Keep in mind that Google may or may not ever ship these features, and our interpretation of what they are may be imperfect. We’ll try to enable those that are closer to being finished, however, to show you how they’ll look in the case that they do ship. With that in mind, read on. One of the bigger downsides of Stadia and cloud gaming in general, for some, is the requirement for a stable, high-speed internet connection. Those who are tech savvy likely already know some of the best ways to keep a solid connection while playing games on Stadia.
Stadia 3.38 is now available for Android devices via the Play Store, and it includes “playability hints” to assist enhance your connection, as well as a hint towards expanded support for the Stadia Controller in the Android TV app. APK Insight Overview: In this “APK Insight” post, we decompiled the most recent version of a Google Play Store application. We may see numerous lines of code inside these files (called APKs in the case of Android apps) that hint to possible future features when we decompile them.
For context, “Gotham” is the codename for WiFi-based input for Stadia, most notably from the Stadia Controller but also from the recently launched Phone Link. Meanwhile, “Atv” is shorthand for “Android TV” which would also include Google TV devices. As of today, Stadia’s Android TV app has a limitation of the Stadia Controller only being able to control certain parts of the app like navigating your library and playing games. Judging from this feature flag’s name, it seems Google may be working on a way for Stadia to pass your controller input through to Android TV so that “native” parts of the app can be navigated with your controller too.
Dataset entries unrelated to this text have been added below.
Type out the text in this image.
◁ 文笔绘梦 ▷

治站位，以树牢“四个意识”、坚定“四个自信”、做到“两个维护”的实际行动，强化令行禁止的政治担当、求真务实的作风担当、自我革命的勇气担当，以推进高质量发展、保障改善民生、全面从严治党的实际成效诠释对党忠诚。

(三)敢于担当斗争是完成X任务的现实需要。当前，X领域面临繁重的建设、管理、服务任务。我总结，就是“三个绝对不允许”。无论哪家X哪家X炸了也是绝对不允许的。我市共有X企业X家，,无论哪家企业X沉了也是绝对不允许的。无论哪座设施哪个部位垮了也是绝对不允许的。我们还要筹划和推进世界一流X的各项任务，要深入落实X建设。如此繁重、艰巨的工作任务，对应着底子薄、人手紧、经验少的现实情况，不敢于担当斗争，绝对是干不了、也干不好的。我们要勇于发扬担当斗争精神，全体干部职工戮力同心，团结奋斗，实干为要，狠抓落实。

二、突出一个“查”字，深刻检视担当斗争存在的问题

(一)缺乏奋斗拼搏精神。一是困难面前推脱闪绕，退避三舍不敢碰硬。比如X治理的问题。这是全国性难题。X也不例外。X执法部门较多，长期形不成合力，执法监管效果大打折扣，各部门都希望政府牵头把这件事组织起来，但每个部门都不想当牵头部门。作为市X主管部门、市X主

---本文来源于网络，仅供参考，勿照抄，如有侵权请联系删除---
For everyone else, Stadia 3.38 includes the beginnings of something called “Playability Tips.” It’s not clear where these will be shown, whether as a new help menu, as tips shown when your connection is noticeably unstable, or as advice given to first-time Stadia players. One interesting tidbit that shows up in Stadia 3.38 is a new internal feature flag, which appears to actually be for the Android TV app. This is possible because Stadia’s Android and Android TV apps are both written with Dart. While there’s no other information attached with it, the name of the flag alone speaks volumes.
At this point, it’s unlikely that the Stadia Controller will be able to work outside of the Stadia app, simply because that would likely require a significant amount of work to Android TV itself. We’ll keep an eye out for this enhancement to appear in future Stadia for Android TV updates.